Where does mass come from? We are conducting experiments to clarify the mechanism to generate mass of matter, in particular the hadron.
Hadron is a composite particle which is made of several quarks. The most familiar hadrons might be proton and/or neutron, responsible for most of the mass of the matter on the earth. It is widely accepted that the Higgs boson, discovered in July 2012 at CERN, gives the mass of elementary particles. However, Higgs mechanism explains only a few percent of the mass of hadron, and it is still open how hadron acquires its mass. For example, the proton mass is 938 MeV/c^2, whereas the bare mass of light quark (up/down quark) is only a few MeV/c^2.

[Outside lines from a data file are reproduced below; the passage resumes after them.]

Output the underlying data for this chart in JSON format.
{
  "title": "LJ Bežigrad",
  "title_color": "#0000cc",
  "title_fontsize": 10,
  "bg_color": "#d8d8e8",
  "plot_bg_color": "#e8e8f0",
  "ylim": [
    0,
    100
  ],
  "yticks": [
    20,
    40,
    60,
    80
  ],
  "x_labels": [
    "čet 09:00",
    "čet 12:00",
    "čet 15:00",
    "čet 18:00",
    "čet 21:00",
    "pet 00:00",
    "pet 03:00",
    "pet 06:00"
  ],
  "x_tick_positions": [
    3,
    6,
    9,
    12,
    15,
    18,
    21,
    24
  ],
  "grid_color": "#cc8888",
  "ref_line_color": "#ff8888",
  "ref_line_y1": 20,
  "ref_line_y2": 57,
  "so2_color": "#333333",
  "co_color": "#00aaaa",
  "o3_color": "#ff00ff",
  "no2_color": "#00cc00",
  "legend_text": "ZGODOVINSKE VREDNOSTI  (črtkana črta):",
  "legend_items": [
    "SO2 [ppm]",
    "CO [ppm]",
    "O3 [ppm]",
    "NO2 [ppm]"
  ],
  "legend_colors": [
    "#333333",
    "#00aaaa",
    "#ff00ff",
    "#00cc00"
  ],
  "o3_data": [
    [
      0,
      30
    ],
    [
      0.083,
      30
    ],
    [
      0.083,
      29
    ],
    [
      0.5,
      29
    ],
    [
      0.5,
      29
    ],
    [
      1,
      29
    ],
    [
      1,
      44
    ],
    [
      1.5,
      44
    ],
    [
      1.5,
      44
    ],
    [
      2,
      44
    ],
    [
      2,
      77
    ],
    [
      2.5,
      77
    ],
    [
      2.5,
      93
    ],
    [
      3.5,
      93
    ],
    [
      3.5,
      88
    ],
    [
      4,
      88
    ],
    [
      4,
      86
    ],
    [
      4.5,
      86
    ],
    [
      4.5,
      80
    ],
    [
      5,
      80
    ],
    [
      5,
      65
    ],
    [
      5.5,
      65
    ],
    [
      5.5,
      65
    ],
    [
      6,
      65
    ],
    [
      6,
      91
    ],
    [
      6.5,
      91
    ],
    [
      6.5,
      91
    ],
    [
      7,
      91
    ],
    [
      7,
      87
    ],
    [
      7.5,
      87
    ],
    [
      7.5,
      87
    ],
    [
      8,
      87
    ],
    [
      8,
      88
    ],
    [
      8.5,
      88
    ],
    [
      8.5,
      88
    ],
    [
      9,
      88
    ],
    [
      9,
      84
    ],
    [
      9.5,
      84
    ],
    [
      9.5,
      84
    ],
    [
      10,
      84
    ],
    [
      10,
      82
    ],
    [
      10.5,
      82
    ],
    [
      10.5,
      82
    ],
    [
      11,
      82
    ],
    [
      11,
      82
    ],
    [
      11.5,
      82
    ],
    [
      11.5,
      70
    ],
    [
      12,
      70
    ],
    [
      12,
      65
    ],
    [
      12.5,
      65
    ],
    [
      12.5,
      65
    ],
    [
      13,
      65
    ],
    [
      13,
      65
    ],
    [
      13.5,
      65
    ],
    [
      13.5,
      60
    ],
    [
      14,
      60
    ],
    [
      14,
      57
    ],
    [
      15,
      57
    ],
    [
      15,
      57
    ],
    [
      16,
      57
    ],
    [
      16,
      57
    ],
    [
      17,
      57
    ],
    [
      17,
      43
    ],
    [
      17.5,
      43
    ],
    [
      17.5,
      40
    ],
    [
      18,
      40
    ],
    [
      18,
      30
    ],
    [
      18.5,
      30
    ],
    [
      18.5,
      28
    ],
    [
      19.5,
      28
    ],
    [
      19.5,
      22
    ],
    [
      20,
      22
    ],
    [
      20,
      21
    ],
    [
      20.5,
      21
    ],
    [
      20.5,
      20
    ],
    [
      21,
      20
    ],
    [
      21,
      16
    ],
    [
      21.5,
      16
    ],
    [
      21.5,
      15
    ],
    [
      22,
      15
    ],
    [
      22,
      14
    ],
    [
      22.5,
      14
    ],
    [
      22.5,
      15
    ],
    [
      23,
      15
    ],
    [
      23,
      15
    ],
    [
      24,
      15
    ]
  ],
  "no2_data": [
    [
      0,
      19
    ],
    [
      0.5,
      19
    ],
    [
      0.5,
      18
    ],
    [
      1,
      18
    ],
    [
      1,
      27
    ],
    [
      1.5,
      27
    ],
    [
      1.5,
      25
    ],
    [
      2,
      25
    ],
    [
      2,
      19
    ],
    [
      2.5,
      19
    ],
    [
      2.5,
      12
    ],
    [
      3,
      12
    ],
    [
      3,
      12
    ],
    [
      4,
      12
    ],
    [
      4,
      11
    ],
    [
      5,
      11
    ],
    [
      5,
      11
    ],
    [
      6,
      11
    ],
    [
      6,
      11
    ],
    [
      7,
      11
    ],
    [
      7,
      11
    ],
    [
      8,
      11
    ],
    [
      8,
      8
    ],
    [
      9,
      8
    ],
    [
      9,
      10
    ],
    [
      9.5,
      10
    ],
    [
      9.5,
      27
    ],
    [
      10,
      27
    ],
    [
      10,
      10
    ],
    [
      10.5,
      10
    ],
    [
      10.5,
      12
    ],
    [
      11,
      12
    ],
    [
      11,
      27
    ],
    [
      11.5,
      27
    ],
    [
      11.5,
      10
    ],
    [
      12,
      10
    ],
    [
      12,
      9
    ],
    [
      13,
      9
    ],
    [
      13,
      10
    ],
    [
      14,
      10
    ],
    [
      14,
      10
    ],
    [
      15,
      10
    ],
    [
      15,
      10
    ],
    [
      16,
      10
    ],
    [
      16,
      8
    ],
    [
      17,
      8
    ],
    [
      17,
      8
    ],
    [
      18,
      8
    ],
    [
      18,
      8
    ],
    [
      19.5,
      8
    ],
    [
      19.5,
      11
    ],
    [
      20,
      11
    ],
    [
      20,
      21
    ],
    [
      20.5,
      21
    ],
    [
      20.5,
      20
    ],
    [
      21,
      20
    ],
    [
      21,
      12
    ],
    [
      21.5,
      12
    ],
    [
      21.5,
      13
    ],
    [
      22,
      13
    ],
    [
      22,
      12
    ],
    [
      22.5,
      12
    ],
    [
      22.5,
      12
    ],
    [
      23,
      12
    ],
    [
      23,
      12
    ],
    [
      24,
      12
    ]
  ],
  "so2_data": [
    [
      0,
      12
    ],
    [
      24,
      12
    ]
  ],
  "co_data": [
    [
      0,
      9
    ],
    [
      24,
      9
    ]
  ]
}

How can we explain about such a large mass of hadron? As an explanation for origin of the hadron mass, the theory of “spontaneous breaking of chiral symmetry” formulated by Yoichiro Nambu in 1961 (Nobel prize in Physics, 2008). According to this theory, the breaking of chiral symmetry induces condensation of the quark-antiquark pair and hadron emerges as an excited state of QCD vacuum (Figure 1).
The condensation of the quark-antiquark pair is an important physical quantity that characterizes spontaneous breaking of chiral symmetry, but it cannot be directly measured directly at laboratory. However, under the condition of high temperature and/or high density like the early universe, it is predicted that the amount of quark condensation decreases due to the recovery of the chiral symmetry (Figure 2).
Measurements of the hadron mass in various conditions is a key to clarify the contribution of quark condensation for the mass. In the J-PARC E16 experiment, we aim to verify the theory which relates quark condensation to the mass of the hadron, by measuring hadron mass inside a nucleus.
The experiments are performed at J-PARC (Japan Proton Accelerator Research Complex), Tokai village, Ibaraki prefecture, Japan. The new beamline named as “high momentum proton beamline (high-p)” is constructed in spring 2020 and provides primary protons into the experimental area.
We measure the mass of phi meson produced in pA reactions using electron pairs (dileptons), which are not affected by the strong interaction. The phi meson is sensitive for the mass-modification since because its decay width (4 MeV/c^2) is sufficiently narrow compared to its mass (1020 MeV/c^2).
Unfortunately, the branching ratio of dilepton decay of phi meson is very small (10^-4), which makes difficult to acquire enough statistics. By using the high intensity proton beamline and the spectrometer with high rate capability which surrounds large solid angles, we plan to accumulate the enormous statistics.
In spring 2020, the construction of almost all the detectors has been completed. The E16 experiment is now about to acquire physical data. And this important experiment leads future experiments in the high-p beamline.